Abbiamo ritenuto giusto convocare questa conferenza stampa fuori dalle mura dell’Ilva per aprirci alla  cittadinanza. Riteniamo l’accordo raggiunto tra governo e proprietà un punto di partenza. Pensiamo che sia giunto il momento, per chiunque abbia responsabilità politiche, sindacali e di competenza in questa vicenda, di iniziare una partita nuova, una pagina nuova in cui tutti dobbiamo cercare di remare nella stessa direzione”.

Ha esordito così in conferenza stampa Antonio Talò, segretario provinciale del sindacato più suffragato in Ilva, la Uilm. In riferimento a quanto previsto dall’accordo, Talò ha aggiunto che non è da considerarsi “la panacea di tutti i mali”. Ha infatti sottolineato quanto bisogna impegnarsi affinché vengano tutelati i diritti dei lavoratori delle imprese dell’indotto Ilva. “Dobbiamo portare certezze di lavoro a quelle 4mila famiglie – ha aggiunto Talò in riferimento ai lavoratori dell’indotto – che in questi anni di incertezze hanno sofferto più dei lavoratori Ilva”.
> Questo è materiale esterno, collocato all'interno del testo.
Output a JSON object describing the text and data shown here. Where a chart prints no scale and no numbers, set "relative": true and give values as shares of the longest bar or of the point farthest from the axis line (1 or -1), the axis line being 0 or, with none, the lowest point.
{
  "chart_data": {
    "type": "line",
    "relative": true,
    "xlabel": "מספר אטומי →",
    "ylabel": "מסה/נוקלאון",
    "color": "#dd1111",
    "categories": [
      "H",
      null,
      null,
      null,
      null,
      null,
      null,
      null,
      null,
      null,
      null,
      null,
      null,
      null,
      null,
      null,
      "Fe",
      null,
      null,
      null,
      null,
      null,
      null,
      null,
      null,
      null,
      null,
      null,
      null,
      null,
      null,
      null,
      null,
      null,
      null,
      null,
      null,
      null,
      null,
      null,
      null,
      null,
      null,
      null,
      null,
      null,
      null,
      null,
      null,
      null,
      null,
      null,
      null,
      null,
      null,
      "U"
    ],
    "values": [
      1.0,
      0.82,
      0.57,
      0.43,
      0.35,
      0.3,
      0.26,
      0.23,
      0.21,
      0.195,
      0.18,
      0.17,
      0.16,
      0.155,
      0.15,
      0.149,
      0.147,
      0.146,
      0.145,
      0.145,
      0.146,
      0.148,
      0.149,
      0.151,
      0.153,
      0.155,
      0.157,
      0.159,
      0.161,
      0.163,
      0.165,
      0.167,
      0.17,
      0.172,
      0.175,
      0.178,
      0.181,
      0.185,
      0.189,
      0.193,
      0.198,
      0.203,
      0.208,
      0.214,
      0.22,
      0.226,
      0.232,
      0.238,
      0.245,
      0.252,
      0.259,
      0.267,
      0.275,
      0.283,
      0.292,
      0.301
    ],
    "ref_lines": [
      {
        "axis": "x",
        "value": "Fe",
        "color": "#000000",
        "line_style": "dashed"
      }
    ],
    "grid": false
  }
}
Il segretario provinciale della Uilm si auspica successivamente che si attenuino le polemiche a Taranto, soprattutto nei confronti dei sindacalisti dell’Ilva, e che si ponga fine alla “cultura del sospetto” nei loro confronti. “Siamo sempre disponibili al confronto, alle critiche ed al dialogo – ha aggiunto poi Talò – . Vorremmo che ciò avvenisse anche nei nostri confronti”.
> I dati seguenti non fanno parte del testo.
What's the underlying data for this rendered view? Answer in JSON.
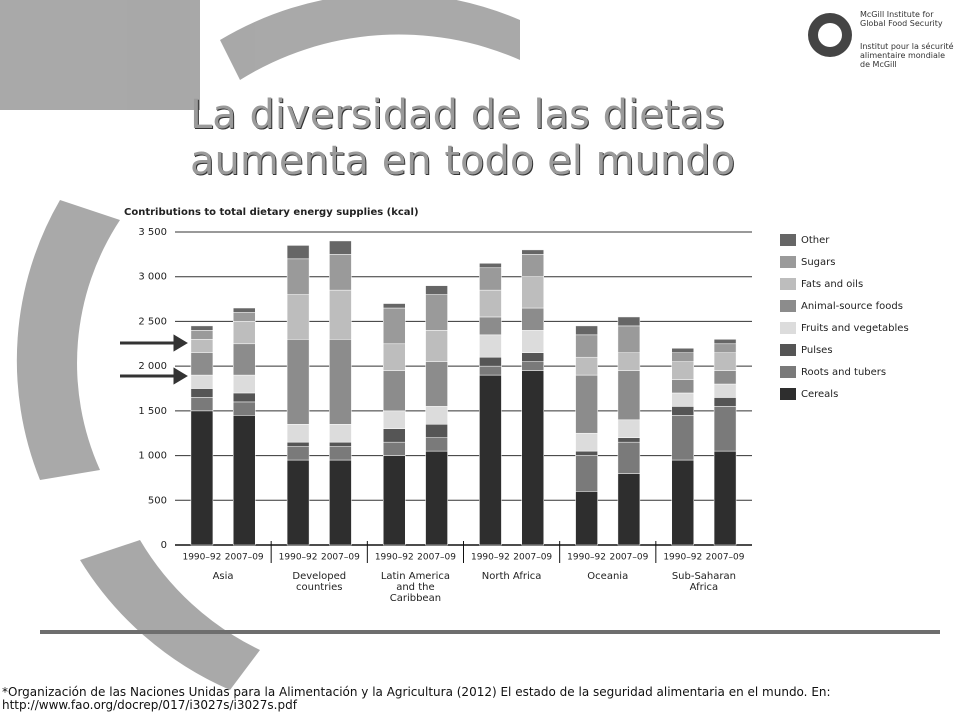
{
  "logo": {
    "line_en_1": "McGill Institute for",
    "line_en_2": "Global Food Security",
    "line_fr_1": "Institut pour la sécurité",
    "line_fr_2": "alimentaire mondiale",
    "line_fr_3": "de McGill"
  },
  "slide_title": "La diversidad de las dietas aumenta en todo el mundo",
  "chart_data": {
    "type": "stacked-bar",
    "y_label": "Contributions to total dietary energy supplies (kcal)",
    "categories": [
      "1990–92",
      "2007–09",
      "1990–92",
      "2007–09",
      "1990–92",
      "2007–09",
      "1990–92",
      "2007–09",
      "1990–92",
      "2007–09",
      "1990–92",
      "2007–09"
    ],
    "groups": [
      "Asia",
      "Developed countries",
      "Latin America and the Caribbean",
      "North Africa",
      "Oceania",
      "Sub-Saharan Africa"
    ],
    "series": [
      {
        "name": "Cereals",
        "color": "#2e2e2e",
        "values": [
          1500,
          1450,
          950,
          950,
          1000,
          1050,
          1900,
          1950,
          600,
          800,
          950,
          1050
        ]
      },
      {
        "name": "Roots and tubers",
        "color": "#7a7a7a",
        "values": [
          150,
          150,
          150,
          150,
          150,
          150,
          100,
          100,
          400,
          350,
          500,
          500
        ]
      },
      {
        "name": "Pulses",
        "color": "#555555",
        "values": [
          100,
          100,
          50,
          50,
          150,
          150,
          100,
          100,
          50,
          50,
          100,
          100
        ]
      },
      {
        "name": "Fruits and vegetables",
        "color": "#dcdcdc",
        "values": [
          150,
          200,
          200,
          200,
          200,
          200,
          250,
          250,
          200,
          200,
          150,
          150
        ]
      },
      {
        "name": "Animal-source foods",
        "color": "#8c8c8c",
        "values": [
          250,
          350,
          950,
          950,
          450,
          500,
          200,
          250,
          650,
          550,
          150,
          150
        ]
      },
      {
        "name": "Fats and oils",
        "color": "#bdbdbd",
        "values": [
          150,
          250,
          500,
          550,
          300,
          350,
          300,
          350,
          200,
          200,
          200,
          200
        ]
      },
      {
        "name": "Sugars",
        "color": "#9a9a9a",
        "values": [
          100,
          100,
          400,
          400,
          400,
          400,
          250,
          250,
          250,
          300,
          100,
          100
        ]
      },
      {
        "name": "Other",
        "color": "#666666",
        "values": [
          50,
          50,
          150,
          150,
          50,
          100,
          50,
          50,
          100,
          100,
          50,
          50
        ]
      }
    ],
    "ylim": [
      0,
      3500
    ],
    "yticks": [
      0,
      500,
      {
        "value": 1000,
        "label": "1 000"
      },
      {
        "value": 1500,
        "label": "1 500"
      },
      {
        "value": 2000,
        "label": "2 000"
      },
      {
        "value": 2500,
        "label": "2 500"
      },
      {
        "value": 3000,
        "label": "3 000"
      },
      {
        "value": 3500,
        "label": "3 500"
      }
    ],
    "grid": true
  },
  "footnote": {
    "line_1": "*Organización de las Naciones Unidas para la Alimentación y la Agricultura (2012) El estado de la seguridad alimentaria en el mundo. En:",
    "line_2": "http://www.fao.org/docrep/017/i3027s/i3027s.pdf"
  }
}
Talò non nasconde le sue perplessità in riferimento al Piano ambientale dell’Ilva. “Anche l’addendum al precedente piano presentato da ArcelorMittal presenta delle criticità. Spetta a noi pretendere che quelle scadenze vengano rispettate”. Da qui l’invito all’unità, rendendosi promotore di un “ponte verso la città” affinché “fra qualche anno potremo dire che quella fabbrica e questa città hanno cambiato pagina”. Relativamente agli eventuali esuberi ha precisato che “2.600 persone ad oggi rimarranno nella gestione in amministrazione straordinaria salvo non decidessero volontariamente di rinunciare a siglare il contratto”. Con coloro che rimarranno al termine dell’iter di bonifica “avremo l’obbligo di garantire loro – ha precisato Talò – un ritorno in Ilva”, secondo quanto precisato dal testo dell’accordo raggiunto con ArcelorMittal.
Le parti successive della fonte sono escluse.